Soon after the Nazis invaded Poland in 1939, they set out to make it a “Jew-free” territory.  Between 1939 and 1945, German officers oversaw the imprisonment, deportation, and eventual murder of approximately 3 million Jews.

Not all Poles turned their back on their fellow countrymen. They were families like that of Józef and Wiktoria Ulma and their seven children, Catholics who chose to shelter Jewish friends in their own home and were eventually executed by the Nazis for doing so. Last year, the Ulmas were declared martyrs by Pope Francis and beatified.

Despite the terror that such episodes were meant to instill in the Polish population, many heroic men and women continued to hide Jewish fugitives until the end of World War II. Among them was Irena Gut, whose incredible life story is told in the new film “Irena’s Vow,” playing in theaters April 15-16.

Directed by Canadian filmmaker Louise Archambault, “Irena’s Vow” tells an inspiring story of courage and self-neglect with the help of a strong script by Israeli-American screenwriter Dan Gordon and authentic performances from a cast led by Sophie Nélisse (“Yellowjackets,” “The Book Thief”).

Like the Ulma family (and Oskar Schindler, the protagonist of Spielberg’s 1993 epic historical drama), Gut was honored as a “Righteous Among the Nations” by the Israeli Holocaust Commission; a title given to non-Jews who risked their lives by saving Jews during the Holocaust.

St. Pope John Paul II also bestowed a special blessing on Gut in 1995. Today her story is featured in a permanent exhibit in the United States Holocaust Memorial Museum in Washington, D.C.                                                           

Gut, a young Polish nurse, was put in charge of a group of Jews employed as tailors and seamstresses in a Nazi-run hotel in her hometown of Radom. None of her employees were actually professional, but like others, had lied about their abilities and credentials to escape the first wave of persecution.

She witnessed firsthand the horrors of the Nazi genocide. In a harrowing scene, we see her witness the vicious murder of a Jewish child and mother, the child crushed to the ground and the mother shot at point blank as she cries over her dead child.
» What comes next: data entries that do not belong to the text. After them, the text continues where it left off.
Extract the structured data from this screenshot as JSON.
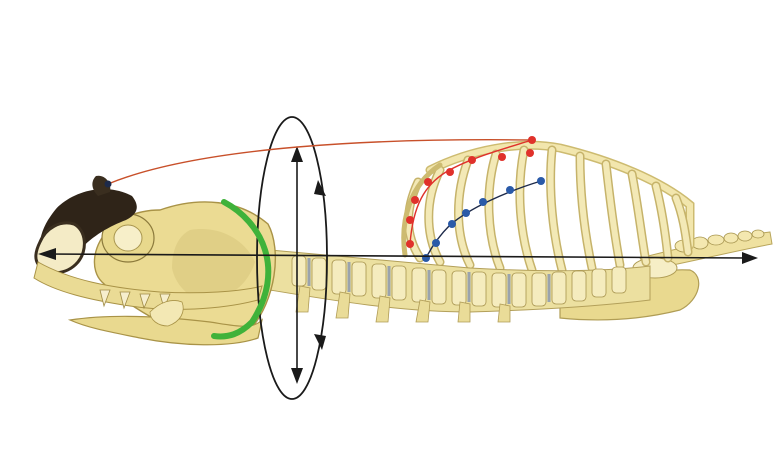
{
  "figure": {
    "description_labels": [],
    "colors": {
      "background": "#ffffff",
      "bone": "#f0e3a2",
      "bone_shadow": "#c9b56a",
      "bone_dark": "#3a2e1f",
      "axis_line": "#1a1a1a",
      "red_markers": "#e0312b",
      "blue_markers": "#2a5aa8",
      "green_arc": "#3fb23a",
      "arc_line": "#c8502a",
      "rotation_loop": "#1a1a1a"
    },
    "icons": {
      "rotation_loop": "rotation-loop-icon",
      "double_arrow": "vertical-double-arrow-icon",
      "axis_arrow": "horizontal-axis-arrow-icon"
    }
  }
}
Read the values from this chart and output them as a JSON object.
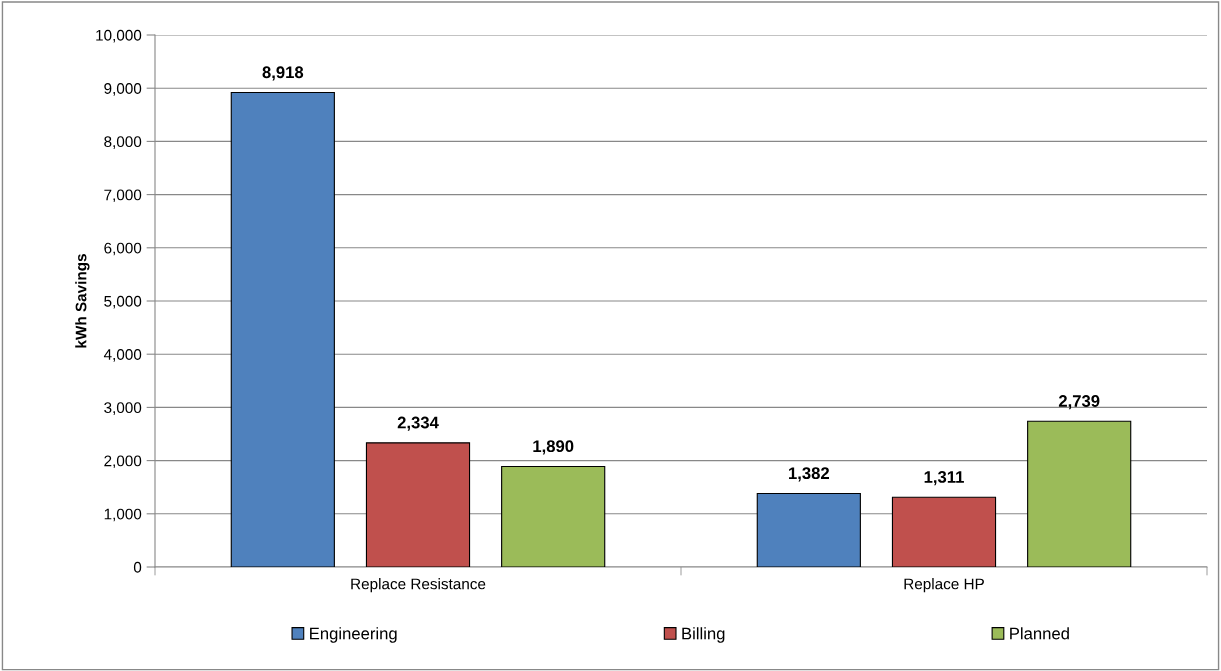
{
  "chart_data": {
    "type": "bar",
    "ylabel": "kWh Savings",
    "categories": [
      "Replace Resistance",
      "Replace HP"
    ],
    "series": [
      {
        "name": "Engineering",
        "color": "#4f81bd",
        "values": [
          8918,
          1382
        ],
        "value_labels": [
          "8,918",
          "1,382"
        ]
      },
      {
        "name": "Billing",
        "color": "#c0504d",
        "values": [
          2334,
          1311
        ],
        "value_labels": [
          "2,334",
          "1,311"
        ]
      },
      {
        "name": "Planned",
        "color": "#9bbb59",
        "values": [
          1890,
          2739
        ],
        "value_labels": [
          "1,890",
          "2,739"
        ]
      }
    ],
    "ylim": [
      0,
      10000
    ],
    "yticks": [
      {
        "value": 0,
        "label": "0"
      },
      {
        "value": 1000,
        "label": "1,000"
      },
      {
        "value": 2000,
        "label": "2,000"
      },
      {
        "value": 3000,
        "label": "3,000"
      },
      {
        "value": 4000,
        "label": "4,000"
      },
      {
        "value": 5000,
        "label": "5,000"
      },
      {
        "value": 6000,
        "label": "6,000"
      },
      {
        "value": 7000,
        "label": "7,000"
      },
      {
        "value": 8000,
        "label": "8,000"
      },
      {
        "value": 9000,
        "label": "9,000"
      },
      {
        "value": 10000,
        "label": "10,000"
      }
    ],
    "grid": "y",
    "legend": "bottom"
  }
}
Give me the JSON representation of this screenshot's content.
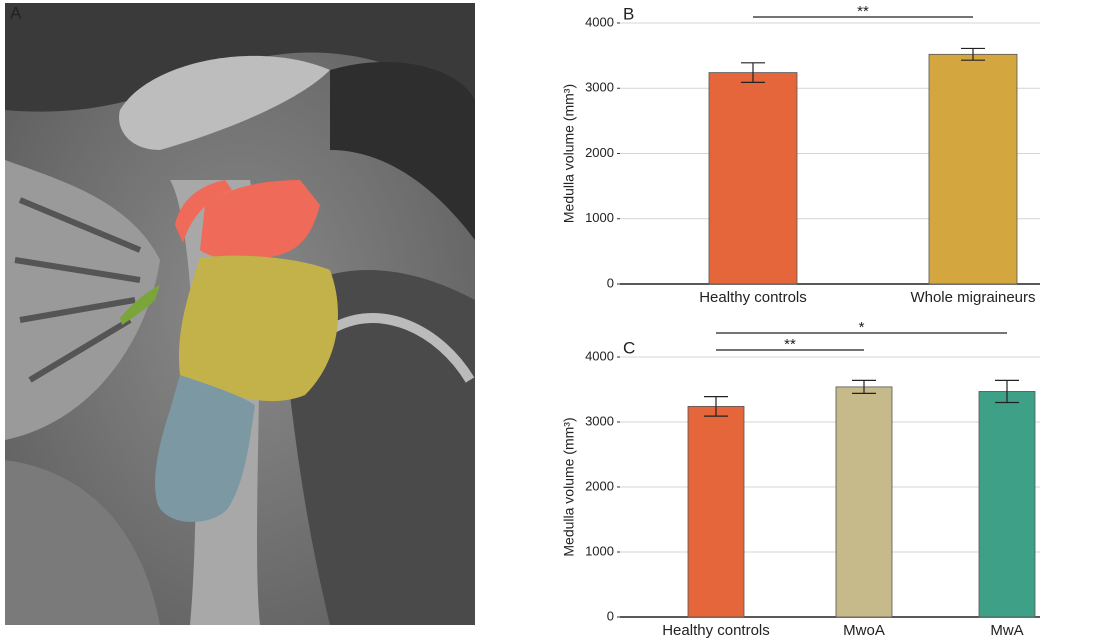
{
  "image_panel": {
    "label": "A"
  },
  "chart_data": [
    {
      "type": "bar",
      "panel_label": "B",
      "ylabel": "Medulla volume (mm³)",
      "categories": [
        "Healthy controls",
        "Whole migraineurs"
      ],
      "values": [
        3240,
        3520
      ],
      "errors": [
        150,
        90
      ],
      "colors": [
        "#e4663a",
        "#d4a640"
      ],
      "ylim": [
        0,
        4000
      ],
      "yticks": [
        0,
        1000,
        2000,
        3000,
        4000
      ],
      "grid": true,
      "annotations": [
        {
          "text": "**",
          "from": 0,
          "to": 1
        }
      ]
    },
    {
      "type": "bar",
      "panel_label": "C",
      "ylabel": "Medulla volume (mm³)",
      "categories": [
        "Healthy controls",
        "MwoA",
        "MwA"
      ],
      "values": [
        3240,
        3540,
        3470
      ],
      "errors": [
        150,
        100,
        170
      ],
      "colors": [
        "#e4663a",
        "#c6b98a",
        "#3fa088"
      ],
      "ylim": [
        0,
        4000
      ],
      "yticks": [
        0,
        1000,
        2000,
        3000,
        4000
      ],
      "grid": true,
      "annotations": [
        {
          "text": "*",
          "from": 0,
          "to": 2
        },
        {
          "text": "**",
          "from": 0,
          "to": 1
        }
      ]
    }
  ]
}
Gut’s vow, for which the film is named, was to never let it happen again. If she could do anything to save a Jewish life, she would. Archamabault’s film depicts how bold, dangerous, and unrealistic her plan was.

Her boss, Wehrmacht Major Eduard Rügemer, moved to a large mansion requisitioned from a Jewish family and asked Irena to become his housekeeper. She accepted and proceeded to hide all of her 12 Jewish employees in the Nazi officer’s house.

Over the next two years, Gut succeeded in hiding her friends until the end of the German occupation, concealing them amid countless Nazi parties, a blackmail scheme, and even the birth of a child.

During the two years of hiding, one of the women became pregnant (the group included married couples). Delivering the baby while hiding, and keeping it hidden, seemed impossible, so one of the Jewish refugees, a doctor, asked Gut to provide him with the means to perform an abortion.

Gut refused to do so, citing her Catholic faith. “I am not going to help Hitler get another Jewish baby.” “If we don’t have this baby” she adds, “something else will die inside of us too.”

The child was born, and miraculously survived. At the end of the film, you can see real footage of Gut’s encounter with him after the war. “This is my baby,” she says in the clip as she hugs him.

Gut’s heroic protection of the unborn, whom she regarded as no less worthy of risking her life for than the adult parents, echo Mother Teresa’s timeless words on abortion.

The late saint regularly reminded wealthy western countries — particularly ones that expressed concern for the death of children from poverty or war in poorer countries — that they were forgetting the “war against the child” waged within their borders, and the “millions being killed.”

According to Mother Teresa, one has to be willing to suffer, to risk one’s life and time, to ensure that the child and mother are taken care of. “How do we persuade a woman not to have an abortion?” she once asked. “As always, we must persuade her with love and we remind ourselves that love means to be willing to give until it hurts.”

Gut was willing to give until it hurts, and her sacrifice bore much fruit. All of the Jews she hid survived, and so did Gut, who after the war married an American citizen and moved to the U.S. She died in Orange County in 2003.

As winds of war blow over much of the world, this film presents an inspiring example of what it means to live one’s faith in dramatic times. It is an appropriate movie for the Easter season, as it presents us with a woman who followed to the letter Jesus’ command at the Last Supper: “This is my commandment: love one another as I love you. No one has greater love than this, to lay down one’s life for one’s friends. You are my friends if you do what I command you.”